The detachment can be mostly attributed to Wahlberg’s fictionalized superstar cop and the breadth of the ground covered. In trying to give time to and some background for each major development, it feels more like box-ticking than meditation. Especially since we know the story so intimately already, attempts at depth-of-character come off as calculations designed to make us sad/angry/uplifted.
Tommy Saunders (Wahlberg) is introduced as a prototypical movie cop. We learn in an awkward opening scene that he’s on suspension and part of his punishment is working crowd control at the marathon. He’s indignant that he’ll be stationed at the finish line. So, he, of course, is right in the thick of it when the bombs go off. Fine, but it almost becomes comical how involved this fictional character becomes in every subsequent event. He goes to the hospital to check on one of the victims being followed by the story, he’s first to contact the carjacking victim who escapes the bombers, he shows up at the shootout in Watertown, and he’s on the scene when Dzhokhar Tsarnaev (Alex Wolff) is finally found.
The most ridiculous scene with Saunders involves FBI Special Agent Richard DesLauriers (a real guy played here by Kevin Bacon) using him to recreate the movements of the Tsarnaev brothers in the moments before and after the bombing. There are literally hundreds of people working the case, but he’s the only one who can figure out which security cameras may have caught them. Saunders even gets a clichéd wife (Michele Monaghan) who gets to cry for him. She’s also put in danger at the marathon via contrivance. Though she escapes injury, it’s weird that she doesn’t stay to help any victims considering she’s a nurse.
About the only thread Saunders isn’t involved in is the story of MIT police officer Sean Collier (Jake Picking), which may be the grossest example of exploitation. We know who he must be as soon as we see him in the halls of MIT, but Berg feels obligated to lather on the saccharine in the form of a planned date with a cute student that will never come to pass. It’s almost as if the director is daring us not to cry when Collier is callously murdered by the terrorists.
This all speaks to the film’s lack of focus – perhaps something that could be attributed to three screenwriters plus two additional story credits. Everything and everyone is established early – all of the aforementioned players, plus J.K. Simmons as the Watertown Police Chief, victims Patrick Downes and Jessica Kensky (Christopher O'Shea and Rachel Brosnahan), Commissioner Ed Davis (John Goodman), Dzhokhar’s idiot college friends, Tamerlan Tsarnaev’s wife Katherine Russell (Melissa Benoist) – only to sideline them until they’re needed to plug into a tense moment, provide information, or to be beloved or scorned.

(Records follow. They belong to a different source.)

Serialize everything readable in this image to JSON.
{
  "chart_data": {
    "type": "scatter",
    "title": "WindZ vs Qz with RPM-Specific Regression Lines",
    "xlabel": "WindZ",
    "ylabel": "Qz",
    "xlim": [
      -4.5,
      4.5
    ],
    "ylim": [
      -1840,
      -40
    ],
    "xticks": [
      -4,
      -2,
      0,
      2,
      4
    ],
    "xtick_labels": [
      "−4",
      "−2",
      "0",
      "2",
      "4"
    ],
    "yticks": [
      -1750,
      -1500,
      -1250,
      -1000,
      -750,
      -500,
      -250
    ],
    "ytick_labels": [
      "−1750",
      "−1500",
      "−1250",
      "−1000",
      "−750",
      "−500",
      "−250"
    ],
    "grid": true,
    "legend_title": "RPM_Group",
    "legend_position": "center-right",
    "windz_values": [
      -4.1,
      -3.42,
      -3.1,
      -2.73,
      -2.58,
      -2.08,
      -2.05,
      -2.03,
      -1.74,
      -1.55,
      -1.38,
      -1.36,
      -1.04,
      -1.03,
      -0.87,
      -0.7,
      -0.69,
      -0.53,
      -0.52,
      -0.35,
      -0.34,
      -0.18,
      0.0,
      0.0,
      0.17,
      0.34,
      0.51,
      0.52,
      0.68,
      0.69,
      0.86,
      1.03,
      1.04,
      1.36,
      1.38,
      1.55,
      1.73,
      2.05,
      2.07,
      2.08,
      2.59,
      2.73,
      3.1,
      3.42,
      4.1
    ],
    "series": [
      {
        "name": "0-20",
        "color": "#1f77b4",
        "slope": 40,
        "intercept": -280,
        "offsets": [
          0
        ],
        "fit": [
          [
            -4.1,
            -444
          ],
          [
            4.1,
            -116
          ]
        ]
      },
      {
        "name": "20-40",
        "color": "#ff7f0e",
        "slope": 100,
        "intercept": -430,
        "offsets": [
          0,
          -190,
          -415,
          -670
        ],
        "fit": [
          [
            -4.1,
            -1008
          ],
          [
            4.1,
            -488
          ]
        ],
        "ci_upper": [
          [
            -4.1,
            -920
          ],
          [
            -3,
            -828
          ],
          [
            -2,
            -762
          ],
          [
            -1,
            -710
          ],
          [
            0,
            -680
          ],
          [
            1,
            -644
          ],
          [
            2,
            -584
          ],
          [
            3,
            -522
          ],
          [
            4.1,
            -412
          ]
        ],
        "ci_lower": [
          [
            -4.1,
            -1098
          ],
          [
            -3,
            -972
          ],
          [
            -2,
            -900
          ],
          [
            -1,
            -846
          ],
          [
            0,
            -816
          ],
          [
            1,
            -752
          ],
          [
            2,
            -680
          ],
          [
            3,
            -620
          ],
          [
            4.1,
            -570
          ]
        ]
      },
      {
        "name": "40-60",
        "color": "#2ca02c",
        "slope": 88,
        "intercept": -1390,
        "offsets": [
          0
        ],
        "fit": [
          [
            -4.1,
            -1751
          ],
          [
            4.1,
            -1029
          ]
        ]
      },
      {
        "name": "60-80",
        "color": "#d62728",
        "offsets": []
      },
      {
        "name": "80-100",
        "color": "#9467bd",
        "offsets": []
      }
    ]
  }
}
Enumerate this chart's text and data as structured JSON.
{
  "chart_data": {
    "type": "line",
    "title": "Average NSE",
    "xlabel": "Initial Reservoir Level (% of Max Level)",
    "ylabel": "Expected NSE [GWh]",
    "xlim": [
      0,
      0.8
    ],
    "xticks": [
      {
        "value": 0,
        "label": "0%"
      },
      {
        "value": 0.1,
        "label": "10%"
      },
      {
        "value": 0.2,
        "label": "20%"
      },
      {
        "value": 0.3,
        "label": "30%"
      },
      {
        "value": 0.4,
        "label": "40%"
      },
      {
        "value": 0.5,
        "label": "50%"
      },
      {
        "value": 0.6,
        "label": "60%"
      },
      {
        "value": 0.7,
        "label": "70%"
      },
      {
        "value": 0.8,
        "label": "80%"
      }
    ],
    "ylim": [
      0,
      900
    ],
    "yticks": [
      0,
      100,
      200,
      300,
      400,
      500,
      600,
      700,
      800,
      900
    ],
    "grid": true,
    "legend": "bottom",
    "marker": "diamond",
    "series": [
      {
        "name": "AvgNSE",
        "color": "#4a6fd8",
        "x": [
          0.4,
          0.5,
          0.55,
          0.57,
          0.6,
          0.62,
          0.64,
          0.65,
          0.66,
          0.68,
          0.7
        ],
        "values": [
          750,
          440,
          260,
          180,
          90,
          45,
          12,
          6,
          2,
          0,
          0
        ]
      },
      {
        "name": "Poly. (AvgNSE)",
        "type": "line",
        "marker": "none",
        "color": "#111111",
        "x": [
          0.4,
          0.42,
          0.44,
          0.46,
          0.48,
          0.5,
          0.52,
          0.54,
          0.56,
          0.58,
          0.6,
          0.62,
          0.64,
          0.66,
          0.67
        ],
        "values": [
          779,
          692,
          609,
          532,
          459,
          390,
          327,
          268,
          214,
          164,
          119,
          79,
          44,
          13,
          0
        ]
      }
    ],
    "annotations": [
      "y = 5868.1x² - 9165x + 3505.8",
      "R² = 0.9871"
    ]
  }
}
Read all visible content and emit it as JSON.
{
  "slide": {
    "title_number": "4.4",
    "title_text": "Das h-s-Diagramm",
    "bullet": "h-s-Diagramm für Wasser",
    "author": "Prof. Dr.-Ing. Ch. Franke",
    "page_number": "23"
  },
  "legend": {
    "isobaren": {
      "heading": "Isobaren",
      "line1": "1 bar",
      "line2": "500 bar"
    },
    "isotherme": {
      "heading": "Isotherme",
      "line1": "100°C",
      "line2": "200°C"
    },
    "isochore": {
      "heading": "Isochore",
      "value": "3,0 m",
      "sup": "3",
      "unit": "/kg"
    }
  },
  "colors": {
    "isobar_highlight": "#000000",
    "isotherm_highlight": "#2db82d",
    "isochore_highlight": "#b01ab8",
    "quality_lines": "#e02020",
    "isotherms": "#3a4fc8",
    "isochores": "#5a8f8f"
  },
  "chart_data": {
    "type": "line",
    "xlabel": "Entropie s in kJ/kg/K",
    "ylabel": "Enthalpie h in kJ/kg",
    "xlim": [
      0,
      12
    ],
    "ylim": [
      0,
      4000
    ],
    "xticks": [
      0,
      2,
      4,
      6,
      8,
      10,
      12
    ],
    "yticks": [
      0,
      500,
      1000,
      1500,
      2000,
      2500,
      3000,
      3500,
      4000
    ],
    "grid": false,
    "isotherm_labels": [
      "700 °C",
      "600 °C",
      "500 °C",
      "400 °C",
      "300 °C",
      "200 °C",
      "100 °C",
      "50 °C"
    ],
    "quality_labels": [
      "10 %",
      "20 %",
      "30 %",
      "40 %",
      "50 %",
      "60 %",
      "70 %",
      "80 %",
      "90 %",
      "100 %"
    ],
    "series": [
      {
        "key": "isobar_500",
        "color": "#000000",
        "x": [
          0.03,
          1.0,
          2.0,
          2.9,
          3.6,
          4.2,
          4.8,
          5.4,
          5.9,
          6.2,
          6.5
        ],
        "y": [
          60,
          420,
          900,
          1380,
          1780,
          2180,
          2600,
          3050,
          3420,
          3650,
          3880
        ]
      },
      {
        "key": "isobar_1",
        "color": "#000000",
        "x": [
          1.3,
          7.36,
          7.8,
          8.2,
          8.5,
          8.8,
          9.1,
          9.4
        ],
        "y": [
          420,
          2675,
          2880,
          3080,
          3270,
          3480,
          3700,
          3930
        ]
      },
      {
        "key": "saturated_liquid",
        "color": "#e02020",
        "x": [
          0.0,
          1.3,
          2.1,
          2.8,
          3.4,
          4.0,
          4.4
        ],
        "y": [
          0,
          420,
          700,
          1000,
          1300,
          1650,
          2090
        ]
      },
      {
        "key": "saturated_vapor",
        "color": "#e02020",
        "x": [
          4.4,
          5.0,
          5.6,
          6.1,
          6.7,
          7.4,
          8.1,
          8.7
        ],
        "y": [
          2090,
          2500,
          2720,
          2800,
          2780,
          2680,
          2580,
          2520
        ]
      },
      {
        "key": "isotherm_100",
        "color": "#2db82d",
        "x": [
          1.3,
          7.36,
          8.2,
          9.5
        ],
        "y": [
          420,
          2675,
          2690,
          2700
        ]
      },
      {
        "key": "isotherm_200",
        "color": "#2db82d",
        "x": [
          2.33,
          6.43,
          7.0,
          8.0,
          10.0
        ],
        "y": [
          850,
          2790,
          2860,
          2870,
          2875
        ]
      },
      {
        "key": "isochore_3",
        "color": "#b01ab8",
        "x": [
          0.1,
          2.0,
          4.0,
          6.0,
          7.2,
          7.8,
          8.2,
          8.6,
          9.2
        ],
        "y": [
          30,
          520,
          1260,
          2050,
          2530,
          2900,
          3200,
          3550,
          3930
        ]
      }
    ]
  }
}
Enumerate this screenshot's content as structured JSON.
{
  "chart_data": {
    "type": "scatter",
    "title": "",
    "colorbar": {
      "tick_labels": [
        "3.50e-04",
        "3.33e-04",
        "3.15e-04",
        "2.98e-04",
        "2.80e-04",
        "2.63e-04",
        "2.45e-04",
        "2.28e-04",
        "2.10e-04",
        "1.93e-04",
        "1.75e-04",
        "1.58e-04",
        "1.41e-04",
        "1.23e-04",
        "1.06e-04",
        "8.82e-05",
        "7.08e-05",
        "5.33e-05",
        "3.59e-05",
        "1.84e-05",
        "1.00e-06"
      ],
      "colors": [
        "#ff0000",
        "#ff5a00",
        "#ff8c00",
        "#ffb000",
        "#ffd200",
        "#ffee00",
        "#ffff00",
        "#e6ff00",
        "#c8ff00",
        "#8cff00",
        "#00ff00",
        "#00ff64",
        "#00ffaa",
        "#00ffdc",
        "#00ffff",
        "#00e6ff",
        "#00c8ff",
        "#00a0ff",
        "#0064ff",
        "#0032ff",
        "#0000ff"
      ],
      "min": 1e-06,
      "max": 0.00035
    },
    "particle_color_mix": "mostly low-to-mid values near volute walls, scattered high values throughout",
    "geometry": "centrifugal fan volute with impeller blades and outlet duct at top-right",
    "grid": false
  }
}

Patriots Day is at its best when it sticks to recreating the procedural elements of the manhunt. There’s real conflict in the decision of whether or not to release the photos of the suspects, the logistics of working through thousands of leads is shown as daunting (until Saunders can swoop in and save you), shutting down the city feels significant, and the questioning of an enemy combatant deals with sticky civil liberties. Until, that is, the interrogator starts spouting applause-sign-flashing one-liners. Those are also common throughout.
When we can see the action-consequence order of events, like what leads to the superbly shot and edited Watertown chaos, the film works as a provocative thriller, though the too-often disparate events fail to merge into anything profound. Saunders’ trauma and his familial troubles don’t cut it.
As has become tradition with Berg’s blue-collar odes, the real-life figures of his film are showcased in a pre-closing-credit rallying cry. The victims and law enforcement officials are no doubt inspiring and their words resonate, but you can’t help but think you’d rather have watched a documentary on this subject than the ill-conceived two-hour-plus recreation that had come before. They deserved better.